Composição e transparência

Andréa Beltrão e Chico BF em Lady Tempestade, encenação em cartaz no Teatro Poeira (Foto: Felipe Ovelha)

Andréa Beltrão surge como atriz que constrói personagens e, ao mesmo tempo, como intérprete desarmada diante do público que a assiste em Lady Tempestade, encenação sobre a jornada da destemida advogada Mércia Albuquerque, que defendeu presos políticos durante os anos do regime militar no Brasil, principalmente em 1973 e 1974.

No palco do Teatro Poeira, Andréa interpreta uma personagem da realidade, a mencionada Mércia, por meio de recursos físicos e vocais, incluindo a “reprodução” do sotaque da advogada pernambucana. Andréa se move com agitação febril, transmitindo a determinação de Mércia através de palavras que se tornam corporificadas.
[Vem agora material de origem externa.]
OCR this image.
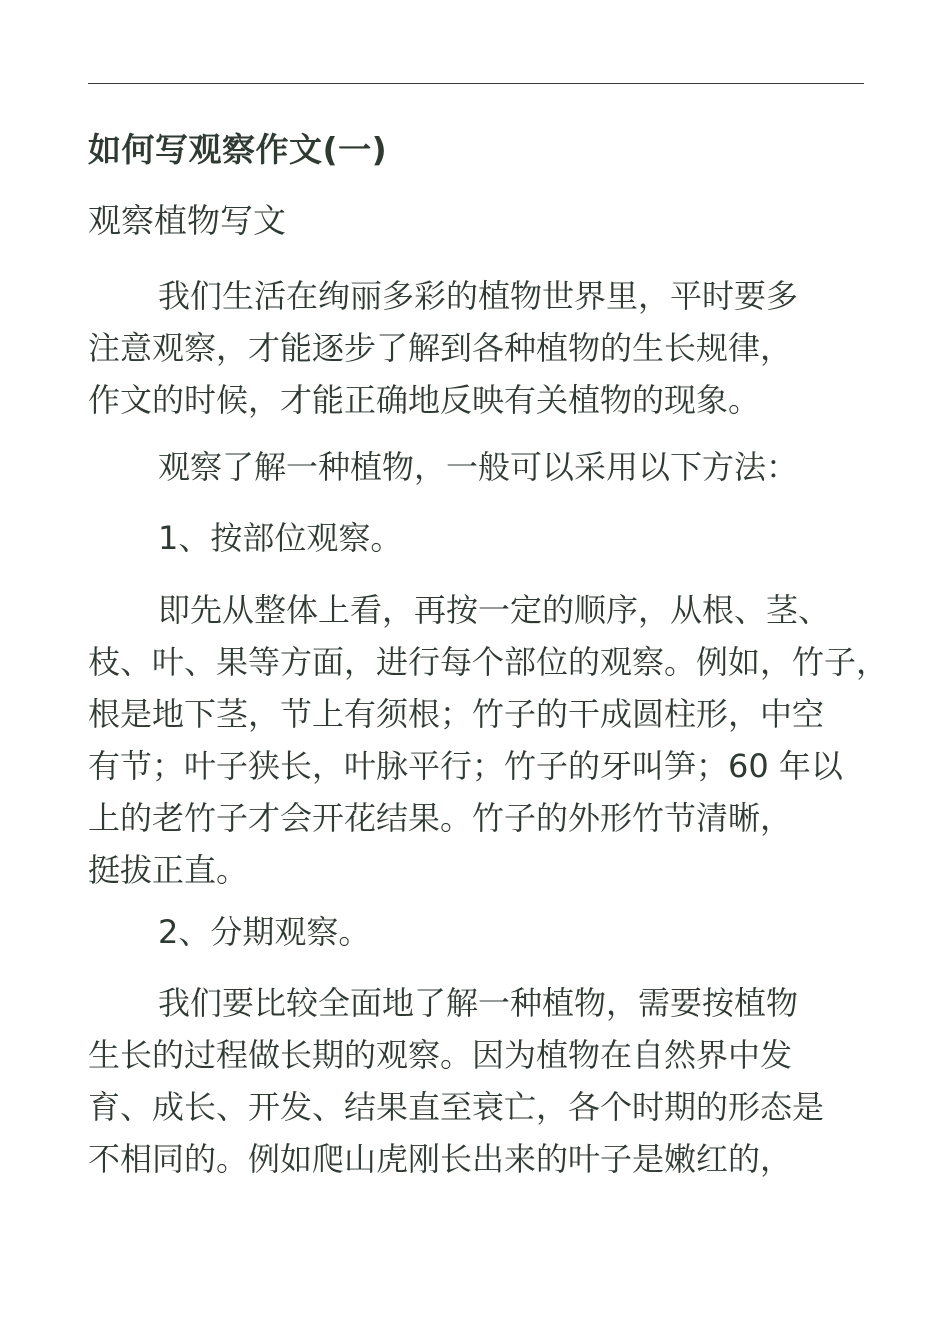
如何写观察作文(一)
观察植物写文

我们生活在绚丽多彩的植物世界里，平时要多
注意观察，才能逐步了解到各种植物的生长规律，
作文的时候，才能正确地反映有关植物的现象。

观察了解一种植物，一般可以采用以下方法：

1、按部位观察。

即先从整体上看，再按一定的顺序，从根、茎、
枝、叶、果等方面，进行每个部位的观察。例如，竹子，
根是地下茎，节上有须根；竹子的干成圆柱形，中空
有节；叶子狭长，叶脉平行；竹子的牙叫笋；60 年以
上的老竹子才会开花结果。竹子的外形竹节清晰，
挺拔正直。

2、分期观察。

我们要比较全面地了解一种植物，需要按植物
生长的过程做长期的观察。因为植物在自然界中发
育、成长、开发、结果直至衰亡，各个时期的形态是
不相同的。例如爬山虎刚长出来的叶子是嫩红的，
Além de Mércia, Andréa se desdobra em outras personagens, em especial A., a mulher que recebe os diários de Mércia e “se relaciona” com os relatos em estado de angústia ativa. Andréa atua, sugere um gosto por pinceladas de composição de uma variedade de personagens, sem, porém, enveredar por uma histriônica exibição de versatilidade. Toda a criação exterior é preenchida pela interiorização de Mércia.

Andréa concilia a estilização de uma atuação não confinada nos limites do corpo cotidiano com uma postura transparente, que se manifesta na breve interação com o público logo antes da apresentação efetivamente começar e nos instantes em que, sem assumir a primeira pessoa ou uma perspectiva militante, demonstra conexão com as questões abordadas num espetáculo que articula a realidade concreta como a dimensão poética.

No momento mais sensível da montagem, Andréa se distancia dos mecanismos de representação para descrever o mar como coração do mundo. A instigante cenografia de Dina Salém Levy, que cobre a cena com um azul marinho uniforme, remete ao mar, mas não como espaço a ser contemplado em sua beleza e imensidão, e sim como natureza gasta, desbotada, que esconde o proibido, o censurado, os corpos dos desaparecidos. Um mar que precisa ser rasgado para que a verdade venha à tona, conforme faz Andréa no final de inegável impacto. A renúncia ao belo transparece ainda na iluminação de Sarah Salgado e Ricardo Vivian, de tonalidade melancólica.

Há, em Lady Tempestade, movimentos de abertura – da realidade palpável para a subjetividade e do passado recente para a atualidade. Na dramaturgia, Silvia Gomez frisa o contexto de interdições da ditadura militar na primeira metade dos anos 1970, mas propõe uma conjugação entre diferentes períodos históricos, da década de 1960 aos dias de hoje. Sem perder de vista a trajetória de Mércia numa época e numa região específicas do país, Silvia Gomez amplia o foco para realçar a perpetuação da violência.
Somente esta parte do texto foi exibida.